L’échec de Set Your Goals ne fut pas le seul coup dur d’Epitaph, qui aura vécu une année quasi-vide : Thursday, un des groupes les plus solides du label américain, ont décidé d’en arrêter là. Alors qu’il y a deux ou trois ans Epitaph semblait faire un retour en force en raflant la mise sur tous les gros noms de la scène pop-punk/post-hardcore, le label de Brett Gurewitz semble aujourd’hui forcé de s’en remettre à des sorties comme celle de Falling In Reverse (nouvelle formation de l’ex-chanteur d’Escape The Fate, le groupe préféré des scene kids en 2006) pour tenir bon la barre.
Plus qu’un flop, c’est un petit coup de gueule que j’adresserais à Mightier Than Sword Records. Cela fait maintenant quelque temps que le label de R.J. Crowder-Schaefer semble davantage se préoccuper du repressage en vinyle d’albums pouvant rapporter gros que de ses propres artistes… Blink-182, The Movielife, Cro-Mags, The Ataris ou encore The Juliana Theory, autant de rééditions vinyle sur lesquelles Mightier Than Sword semble avoir misé pour booster son chiffre d’affaires, parfois en occultant le fait que certains de ces LP étaient toujours disponibles dans leurs pressages originaux (exemple : This Time Next Year, le classique de The Movielife, vendu comme une édition vinyle exclusive de l’album alors qu’il était toujours disponible en LP, simplement pas en 180 grammes…). Pendant ce temps, pas grand chose à retenir des sorties originales du label et les groupes qui auraient pu tirer leur épingle du jeu (je pense notamment à I Hate Our Freedom, groupe comprenant, entre autres, des membres de Thursday, Texas Is The Reason et Gay For Johnny Depp qui aurait totalement pu « buzzer » avec un peu plus de promo) restent dans l’ombre. Pas forcément la faute du label, mais un peu plus d’aide de leur part serait sans doute la bienvenue s’ils espèrent voir les premiers albums de Such Gold et Citizen rencontrer un succès plus important en 2012. Je passe outre les très nombreux problèmes non seulement d’envoi des vinyles aux acheteurs et aux groupes (un problème récurrent chez ce genre de jeune et petit label qui lancent leurs pre-orders très tôt pour faire parler mais se retrouvent toujours soumis aux aléas des usines de pressage) mais également de retard et d’erreurs dans le reste des commandes. R.J. a le mérite de répondre avec diplomatie aux mécontents (contrairement à d’autres) et de mettre en place certaines actions caritatives de temps à autre.

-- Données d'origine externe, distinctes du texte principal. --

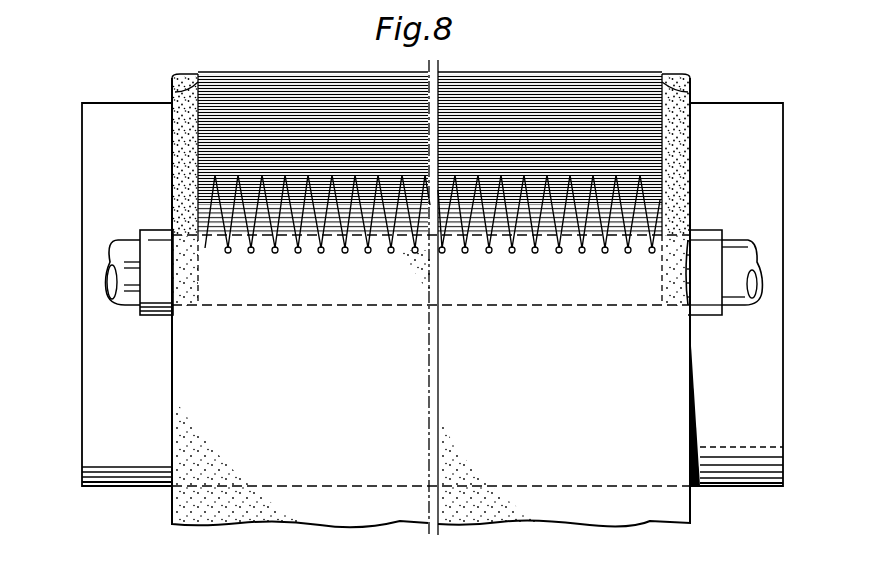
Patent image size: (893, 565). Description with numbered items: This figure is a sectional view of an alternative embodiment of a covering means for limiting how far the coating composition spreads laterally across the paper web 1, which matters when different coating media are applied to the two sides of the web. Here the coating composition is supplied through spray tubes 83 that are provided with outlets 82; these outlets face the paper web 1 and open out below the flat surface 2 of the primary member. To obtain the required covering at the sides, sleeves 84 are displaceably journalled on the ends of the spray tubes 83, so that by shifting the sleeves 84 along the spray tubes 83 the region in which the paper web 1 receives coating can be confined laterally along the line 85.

The paper web 1 is at (660, 515).
The flat surface 2 is at (762, 146).
The outlets 82 is at (652, 250).
The spray tubes 83 is at (733, 258).
The sleeves 84 is at (149, 232).
The line 85 is at (182, 88).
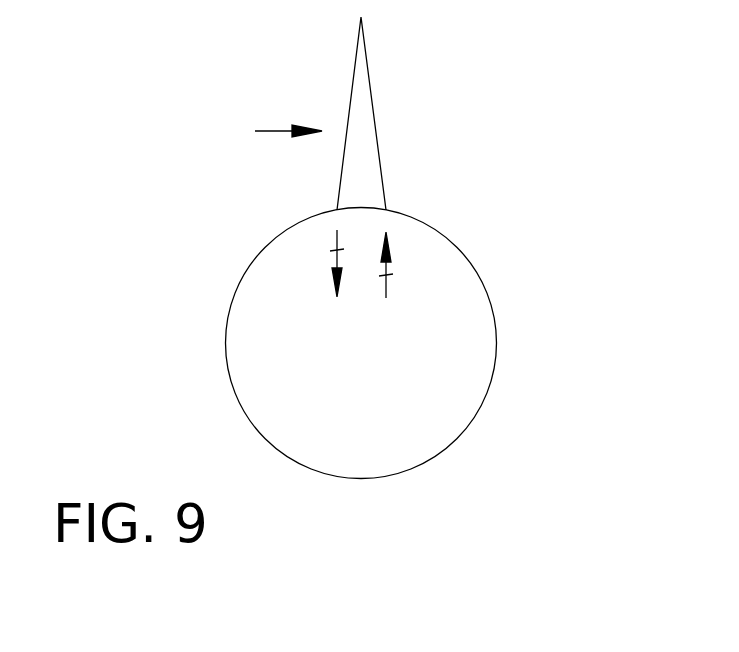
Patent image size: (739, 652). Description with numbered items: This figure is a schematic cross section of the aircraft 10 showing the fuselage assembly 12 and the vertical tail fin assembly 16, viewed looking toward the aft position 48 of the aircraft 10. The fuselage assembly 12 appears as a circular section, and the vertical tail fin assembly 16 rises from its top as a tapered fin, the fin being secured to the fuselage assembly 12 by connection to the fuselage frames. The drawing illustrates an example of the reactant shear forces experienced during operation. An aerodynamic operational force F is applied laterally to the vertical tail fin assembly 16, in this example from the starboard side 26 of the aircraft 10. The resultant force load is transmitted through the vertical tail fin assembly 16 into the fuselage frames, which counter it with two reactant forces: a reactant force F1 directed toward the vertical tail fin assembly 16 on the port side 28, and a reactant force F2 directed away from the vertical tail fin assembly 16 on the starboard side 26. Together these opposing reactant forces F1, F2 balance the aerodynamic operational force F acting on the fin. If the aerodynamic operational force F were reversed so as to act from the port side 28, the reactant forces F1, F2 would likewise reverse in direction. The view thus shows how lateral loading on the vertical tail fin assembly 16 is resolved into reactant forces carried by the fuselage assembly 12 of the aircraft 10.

The aircraft 10 is at (467, 182).
The fuselage assembly 12 is at (488, 288).
The vertical tail fin assembly 16 is at (372, 100).
The starboard side 26 is at (178, 352).
The port side 28 is at (581, 362).
The aft position 48 is at (331, 67).
The aerodynamic operational force F is at (272, 131).
The reactant force F1 is at (386, 275).
The reactant force F2 is at (328, 251).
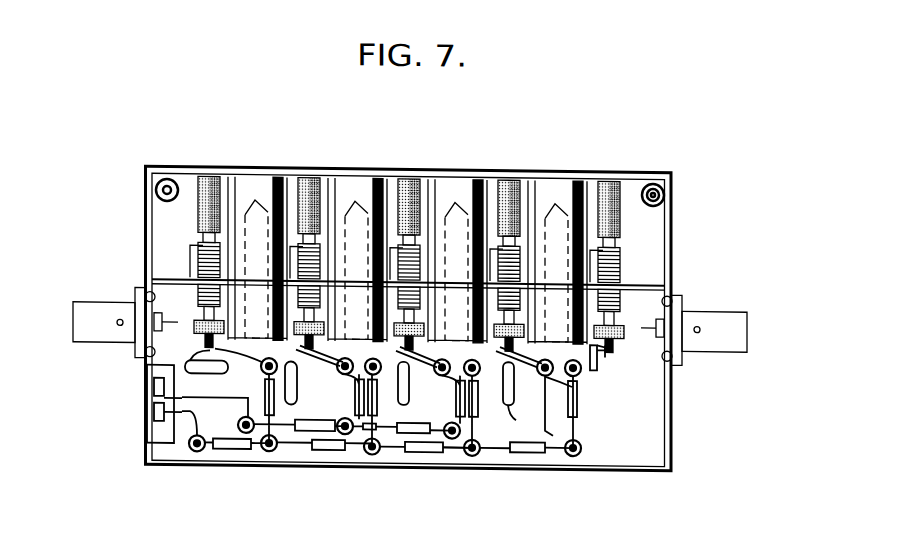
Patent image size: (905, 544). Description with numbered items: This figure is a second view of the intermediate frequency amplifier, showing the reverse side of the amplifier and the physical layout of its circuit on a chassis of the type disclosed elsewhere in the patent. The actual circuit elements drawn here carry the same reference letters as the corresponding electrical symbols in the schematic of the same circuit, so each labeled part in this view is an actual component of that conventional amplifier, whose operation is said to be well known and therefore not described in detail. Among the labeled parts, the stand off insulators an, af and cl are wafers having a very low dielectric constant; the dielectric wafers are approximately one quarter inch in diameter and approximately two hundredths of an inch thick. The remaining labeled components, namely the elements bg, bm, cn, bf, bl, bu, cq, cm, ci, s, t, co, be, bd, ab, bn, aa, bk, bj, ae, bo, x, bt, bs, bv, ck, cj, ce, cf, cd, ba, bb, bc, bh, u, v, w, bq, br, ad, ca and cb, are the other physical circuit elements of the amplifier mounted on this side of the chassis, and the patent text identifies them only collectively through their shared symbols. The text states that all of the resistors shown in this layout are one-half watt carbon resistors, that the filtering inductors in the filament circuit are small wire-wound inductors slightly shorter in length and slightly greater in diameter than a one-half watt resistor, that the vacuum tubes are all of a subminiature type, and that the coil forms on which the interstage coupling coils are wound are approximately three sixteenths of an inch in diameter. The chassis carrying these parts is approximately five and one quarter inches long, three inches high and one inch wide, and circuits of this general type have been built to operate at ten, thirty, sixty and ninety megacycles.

The tube bg is at (270, 180).
The tube bm is at (372, 180).
The coil assembly cn is at (178, 289).
The coil assembly bf is at (320, 272).
The coil assembly bl is at (420, 271).
The coil assembly bu is at (520, 272).
The coil assembly cq is at (621, 267).
The left connector block cm is at (95, 348).
The right connector block ci is at (744, 349).
The socket s is at (147, 399).
The terminal t is at (239, 426).
The contact co is at (214, 376).
The terminal be is at (261, 368).
The resistor bd is at (264, 394).
The stand off insulator an is at (337, 367).
The terminal ab is at (366, 373).
The capacitor bn is at (291, 398).
The terminal aa is at (356, 390).
The capacitor bk is at (398, 372).
The resistor bj is at (377, 396).
The stand off insulator af is at (436, 371).
The resistor ae is at (366, 392).
The resistor bo is at (412, 423).
The terminal x is at (450, 422).
The terminal bt is at (478, 370).
The stand off insulator cl is at (510, 383).
The resistor bs is at (477, 416).
The lead bv is at (516, 419).
The terminal ck is at (546, 375).
The lead cj is at (545, 419).
The terminal ce is at (576, 374).
The contact cf is at (598, 366).
The resistor cd is at (578, 414).
The terminal ba is at (192, 461).
The resistor bb is at (232, 456).
The terminal bc is at (269, 458).
The resistor bh is at (320, 456).
The resistor u is at (311, 453).
The fuse v is at (353, 456).
The resistor w is at (401, 455).
The resistor bq is at (415, 455).
The terminal br is at (467, 457).
The lead ad is at (470, 455).
The resistor ca is at (516, 454).
The terminal cb is at (569, 456).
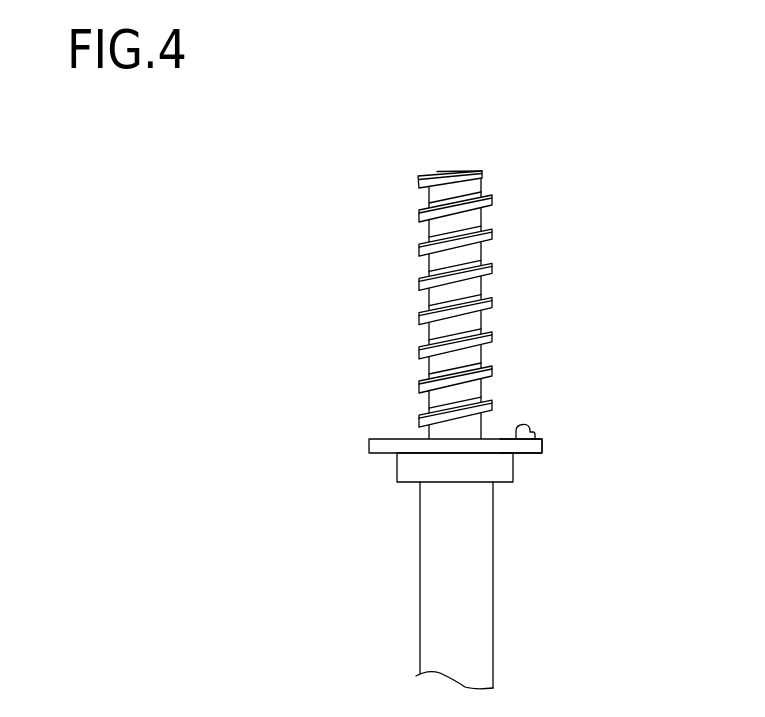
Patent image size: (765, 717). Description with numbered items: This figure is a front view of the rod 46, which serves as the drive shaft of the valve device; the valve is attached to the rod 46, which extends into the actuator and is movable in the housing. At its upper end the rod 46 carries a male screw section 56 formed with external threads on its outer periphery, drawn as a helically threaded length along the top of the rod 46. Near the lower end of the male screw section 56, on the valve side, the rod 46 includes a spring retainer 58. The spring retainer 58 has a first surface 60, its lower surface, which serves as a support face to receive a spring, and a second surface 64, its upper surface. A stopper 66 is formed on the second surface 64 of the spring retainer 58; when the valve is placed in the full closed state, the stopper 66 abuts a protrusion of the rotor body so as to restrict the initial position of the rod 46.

The rod 46 is at (506, 592).
The male screw section 56 is at (483, 290).
The spring retainer 58 is at (525, 447).
The first surface 60 is at (492, 457).
The second surface 64 is at (390, 439).
The stopper 66 is at (531, 425).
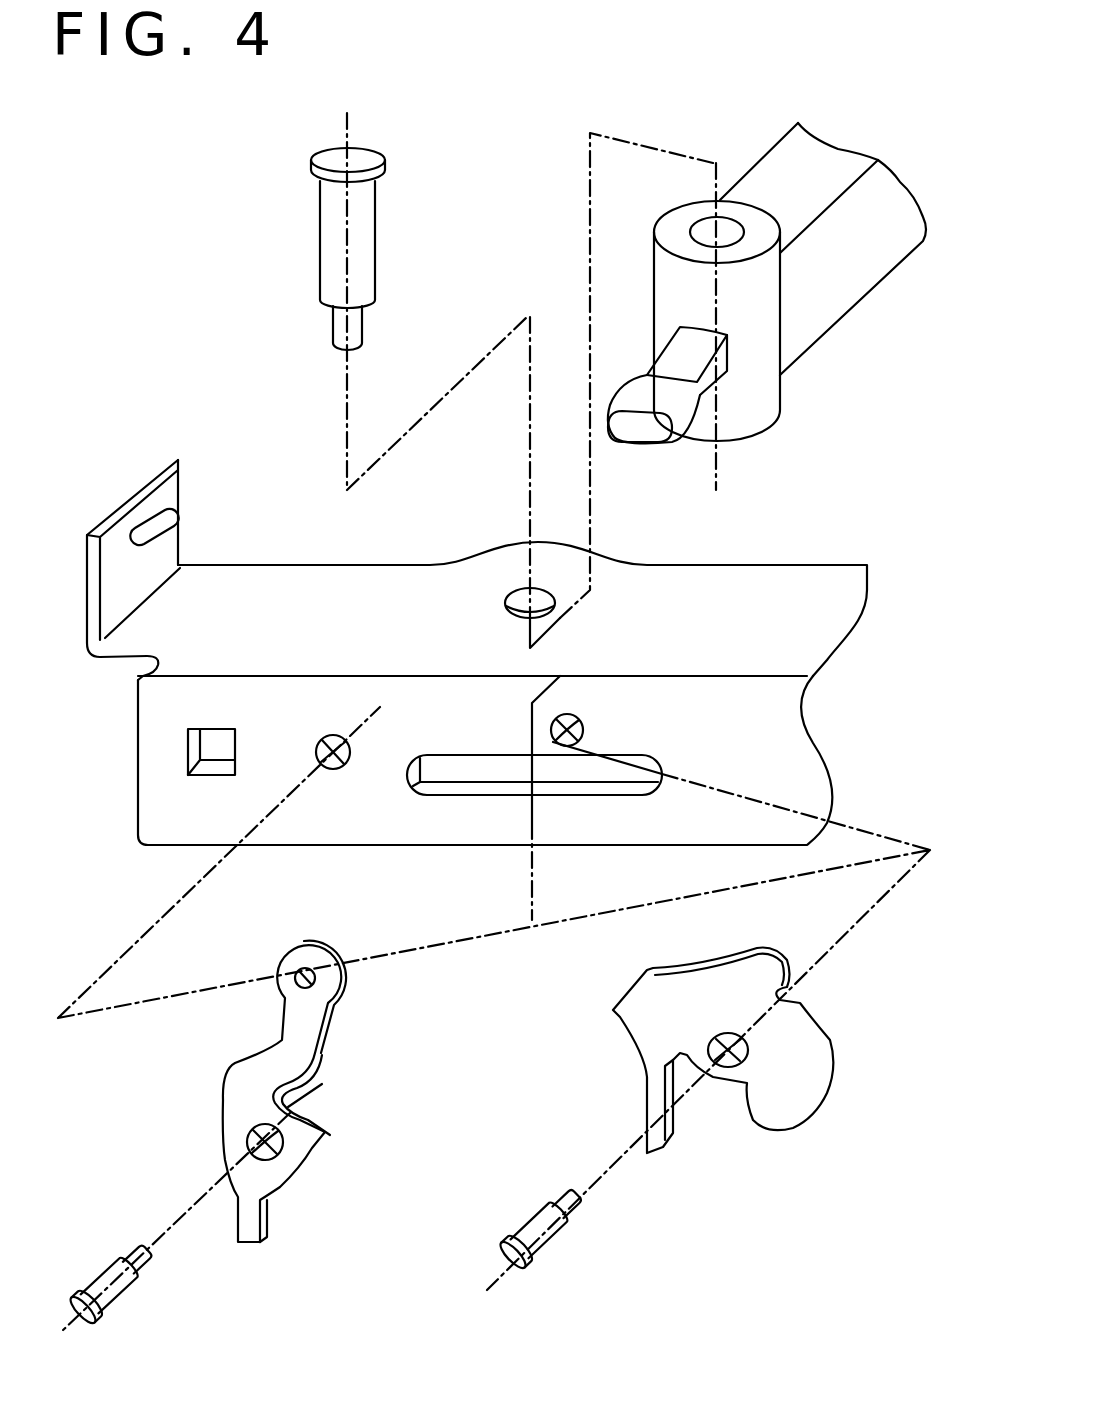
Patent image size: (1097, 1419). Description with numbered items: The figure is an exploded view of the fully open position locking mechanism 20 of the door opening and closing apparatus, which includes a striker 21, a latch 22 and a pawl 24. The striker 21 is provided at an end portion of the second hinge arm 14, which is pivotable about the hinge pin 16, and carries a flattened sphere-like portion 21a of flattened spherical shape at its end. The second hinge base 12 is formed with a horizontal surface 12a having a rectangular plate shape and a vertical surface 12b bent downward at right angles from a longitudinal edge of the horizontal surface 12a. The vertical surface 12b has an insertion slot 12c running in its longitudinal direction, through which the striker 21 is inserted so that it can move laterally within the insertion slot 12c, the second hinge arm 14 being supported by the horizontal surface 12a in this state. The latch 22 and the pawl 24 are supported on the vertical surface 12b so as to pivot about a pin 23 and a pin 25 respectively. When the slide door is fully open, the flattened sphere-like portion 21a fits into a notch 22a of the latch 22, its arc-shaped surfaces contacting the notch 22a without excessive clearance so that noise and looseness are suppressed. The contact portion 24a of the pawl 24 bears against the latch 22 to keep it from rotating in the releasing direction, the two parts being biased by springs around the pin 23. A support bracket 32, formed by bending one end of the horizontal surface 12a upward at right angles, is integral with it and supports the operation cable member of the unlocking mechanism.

The second hinge base 12 is at (514, 654).
The horizontal surface 12a is at (780, 597).
The vertical surface 12b is at (526, 794).
The insertion slot 12c is at (487, 777).
The second hinge arm 14 is at (840, 280).
The hinge pin 16 is at (366, 229).
The fully open position locking mechanism 20 is at (428, 1312).
The striker 21 is at (670, 345).
The flattened sphere-like portion 21a is at (680, 407).
The latch 22 is at (761, 1092).
The notch 22a is at (740, 1095).
The pin 23 is at (547, 1230).
The pawl 24 is at (273, 1091).
The contact portion 24a is at (305, 1098).
The pin 25 is at (122, 1293).
The support bracket 32 is at (157, 497).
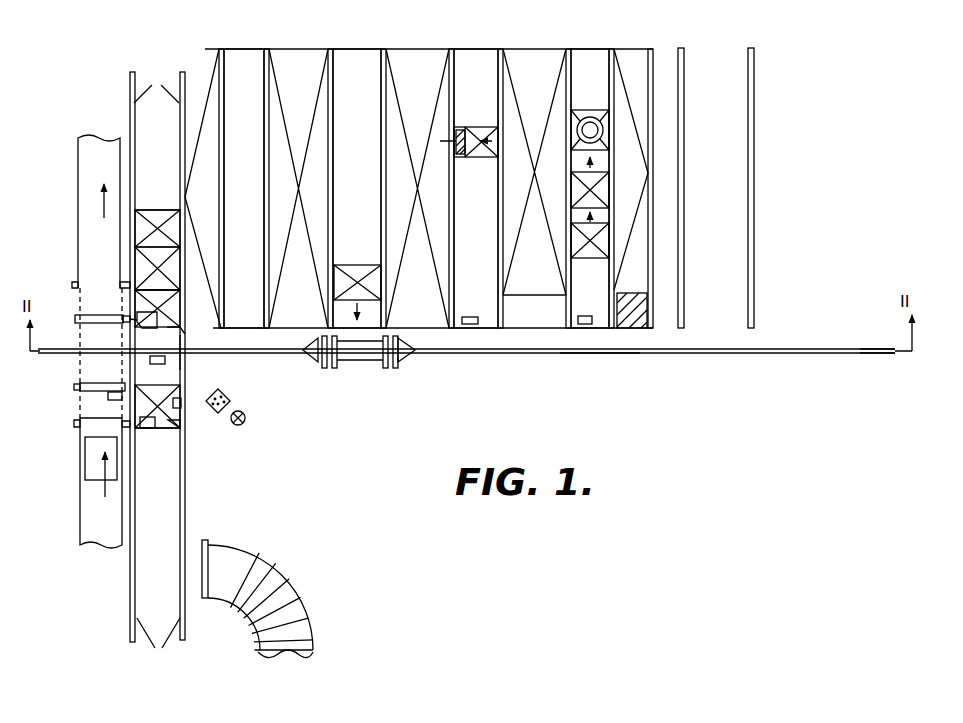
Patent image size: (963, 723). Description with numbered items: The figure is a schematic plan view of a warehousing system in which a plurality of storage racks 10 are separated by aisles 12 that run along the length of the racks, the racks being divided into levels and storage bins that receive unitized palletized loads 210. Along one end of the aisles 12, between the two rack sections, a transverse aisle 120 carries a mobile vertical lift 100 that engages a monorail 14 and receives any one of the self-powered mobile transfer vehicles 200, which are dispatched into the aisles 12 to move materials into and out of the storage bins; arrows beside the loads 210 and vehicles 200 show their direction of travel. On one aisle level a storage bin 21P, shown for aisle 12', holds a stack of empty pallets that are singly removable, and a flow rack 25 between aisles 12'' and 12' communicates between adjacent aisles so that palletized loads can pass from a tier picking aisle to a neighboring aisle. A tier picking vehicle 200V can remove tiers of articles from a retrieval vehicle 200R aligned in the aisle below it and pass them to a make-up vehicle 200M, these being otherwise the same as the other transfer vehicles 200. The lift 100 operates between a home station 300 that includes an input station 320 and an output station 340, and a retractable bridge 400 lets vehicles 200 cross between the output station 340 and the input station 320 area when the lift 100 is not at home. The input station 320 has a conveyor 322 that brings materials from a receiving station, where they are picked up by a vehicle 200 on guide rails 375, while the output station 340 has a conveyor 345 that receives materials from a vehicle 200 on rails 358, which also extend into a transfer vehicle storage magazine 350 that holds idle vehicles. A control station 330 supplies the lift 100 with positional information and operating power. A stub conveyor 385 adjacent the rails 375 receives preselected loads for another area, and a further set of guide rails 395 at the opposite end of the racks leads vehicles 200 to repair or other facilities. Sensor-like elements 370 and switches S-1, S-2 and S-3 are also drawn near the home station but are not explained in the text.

Enfin, un flop tristounet restera pour moi le retour de Braid. Ce groupe emo influent des années 90 s’était séparé en 1999, laissant derrière un des classiques du genre, Frame and Canvas. Après quelques concerts en 2004, la formation menée par le seul et unique Bob Nanna (qui avait formé Hey Mercedes après la dissolution de Braid) est revenue avec un nouvel EP en 2011, leurs premiers nouveaux morceaux en treize ans. Un disque relativement bon mais qui ne convaincra pas les critiques qui jugeront que Braid jouait déjà ce style de morceaux en 1998, et mieux. Le retour du groupe passera au final totalement à la trappe. Dommage.